Picture this: It is the summer of 2011. The weather is beautiful, it’s a crisp summer day. You would love to be outside but, unfortunately, because you have a job, you are inside, possibly seated at a desk. You are listening to music on your iPod Classic, which is loaded up with thousands of MP3s, signaling that you like music. Spotify, a company with a weird name, just launched in the U.S.
All of a sudden, Gchat lights up. “Hey check this out,” your friend says, and they’ve included a link to a URL: turntable.fm. It is the first day of the rest of your life.
Turntable.fm, if you don’t recall, was this incredible website where multiple users could join a lobby, and each one took turns select a track, that everyone would hear at the same time. It was like sitting in a room telling your friend what to play next, but contained within your browser. Every user had an avatar, and they could leave text comments that appeared in little speech bubbles over their heads. The avatar whose song was currently playing appeared onstage behind a laptop. Users could vote on whether the song you picked sucked, which was a nerve-racking experience. It was like Club Penguin combined with Twitch, a digital clubhouse and communal listening experience.

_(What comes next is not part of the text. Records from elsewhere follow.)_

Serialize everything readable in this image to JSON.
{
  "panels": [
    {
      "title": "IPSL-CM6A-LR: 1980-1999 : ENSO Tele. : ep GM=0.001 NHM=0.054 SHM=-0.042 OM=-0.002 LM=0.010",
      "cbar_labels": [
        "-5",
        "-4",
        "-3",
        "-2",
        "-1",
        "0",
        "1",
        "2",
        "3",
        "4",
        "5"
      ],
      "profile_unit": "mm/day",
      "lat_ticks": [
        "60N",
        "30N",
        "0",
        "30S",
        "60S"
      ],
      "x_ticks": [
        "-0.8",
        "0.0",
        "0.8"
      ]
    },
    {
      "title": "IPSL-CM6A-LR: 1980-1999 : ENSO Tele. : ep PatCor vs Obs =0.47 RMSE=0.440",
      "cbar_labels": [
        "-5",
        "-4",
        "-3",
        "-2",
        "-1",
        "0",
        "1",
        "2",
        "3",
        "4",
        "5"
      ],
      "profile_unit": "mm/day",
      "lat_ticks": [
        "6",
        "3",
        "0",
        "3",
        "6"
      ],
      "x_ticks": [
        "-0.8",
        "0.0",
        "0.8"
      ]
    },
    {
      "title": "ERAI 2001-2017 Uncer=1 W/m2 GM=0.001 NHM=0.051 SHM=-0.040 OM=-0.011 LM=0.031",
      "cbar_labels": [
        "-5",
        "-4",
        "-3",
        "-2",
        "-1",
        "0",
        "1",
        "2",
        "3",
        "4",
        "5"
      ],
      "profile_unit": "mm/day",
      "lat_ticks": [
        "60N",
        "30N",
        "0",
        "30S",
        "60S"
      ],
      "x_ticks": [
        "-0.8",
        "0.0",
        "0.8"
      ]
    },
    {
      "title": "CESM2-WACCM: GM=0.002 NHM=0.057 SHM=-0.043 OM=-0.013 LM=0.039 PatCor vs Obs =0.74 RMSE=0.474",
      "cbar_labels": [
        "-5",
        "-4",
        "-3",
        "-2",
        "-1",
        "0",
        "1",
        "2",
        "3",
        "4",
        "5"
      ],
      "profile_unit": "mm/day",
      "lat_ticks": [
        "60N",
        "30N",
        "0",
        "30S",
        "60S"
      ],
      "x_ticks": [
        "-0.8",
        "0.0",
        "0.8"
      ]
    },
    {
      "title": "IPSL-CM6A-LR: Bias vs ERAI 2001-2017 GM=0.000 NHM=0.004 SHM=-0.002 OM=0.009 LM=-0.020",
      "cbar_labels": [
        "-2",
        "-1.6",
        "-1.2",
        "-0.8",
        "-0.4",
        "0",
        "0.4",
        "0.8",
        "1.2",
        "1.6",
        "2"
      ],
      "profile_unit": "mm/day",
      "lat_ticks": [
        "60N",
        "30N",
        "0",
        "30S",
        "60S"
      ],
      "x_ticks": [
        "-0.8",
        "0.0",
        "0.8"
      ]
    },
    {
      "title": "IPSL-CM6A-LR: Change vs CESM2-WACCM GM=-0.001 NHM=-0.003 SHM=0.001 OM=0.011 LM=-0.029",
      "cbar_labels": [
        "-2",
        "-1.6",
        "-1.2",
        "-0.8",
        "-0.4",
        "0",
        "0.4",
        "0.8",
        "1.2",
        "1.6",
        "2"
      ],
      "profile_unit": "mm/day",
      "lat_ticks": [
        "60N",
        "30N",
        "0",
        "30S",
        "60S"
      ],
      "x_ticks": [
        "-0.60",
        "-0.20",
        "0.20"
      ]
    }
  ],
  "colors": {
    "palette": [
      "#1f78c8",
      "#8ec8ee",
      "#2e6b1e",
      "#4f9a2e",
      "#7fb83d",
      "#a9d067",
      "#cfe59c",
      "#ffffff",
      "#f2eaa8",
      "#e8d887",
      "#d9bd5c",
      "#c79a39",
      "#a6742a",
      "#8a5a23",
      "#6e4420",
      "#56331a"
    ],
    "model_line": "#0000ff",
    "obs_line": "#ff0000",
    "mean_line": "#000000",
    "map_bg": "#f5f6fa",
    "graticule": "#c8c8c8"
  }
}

The New York Times summed it up well in 2011:
It doesn’t matter if you start a room with some nearby cubicle mates or with friends scattered across the globe: what you begin to realize — almost instantly — is that taking turns playing music with friends is a kind of communication. One song leads to another. Music, enjoyable in and of itself, becomes a sort of shorthand when played among people who have shared memories attached to it. Someone plays a song that was popular when you were college, then another friend plays another song from that same period and — just like that — you’ve traveled back in time. It’s like you’re all sharing in the same inside joke.
Turntable shut down at the end of 2013 after traffic declined and without being able to establish a workable business model (licensing music is expensive!), but it looms large in my mind as one of the best online experiments I’ve had the privilege to witness. It’s cliché to say this, but Turntable.fm was truly ahead of its time. Streaming music is now dominant, and the popularity of livestream platforms like Twitch demonstrate that “hanging out and consuming media simultaneously with others online” is a thing that people enjoy.
And yet, there still isn’t a great alternative to Turntable.fm that lets people listen to music synchronously and take turns playing the DJ. The options that do exist are not really worth the effort to set up, requiring you to get all your friends to sign up for yet another service or install an extension or otherwise frankenstein two platforms together. The closest approximation is how Spotify integrates with the chat room app Discord to synchronize playback, but trying to get my friends to hang out on yet another messaging app is a no-go.
What I really need is for a streaming-music service that builds in Turntable-like functionality seamlessly, and it seems like that’s on the horizon, if some Spotify leaks are to be believed. Earlier this week, technologist Jane Wong found a “Social Listening” feature buried in Spotify’s mobile app.
From the looks of it, multiple users can scan bar codes or share hyperlinks that will sync them up, letting them build a music queue together. It’s not clear whether the playback itself will sync up between users, but given the aforementioned Discord integration, Spotify certainly has the capability.
If it does what I suspect it does, that rules, re-creating a social listening experience between multiple people across the internet, and without the need for everyone to set up a new app or daisy-chain different apps together. Since it’s already in the app, one could assume that the feature is pretty close to launch. According to Wong, Spotify employees are testing it now. I hope it gets here soon.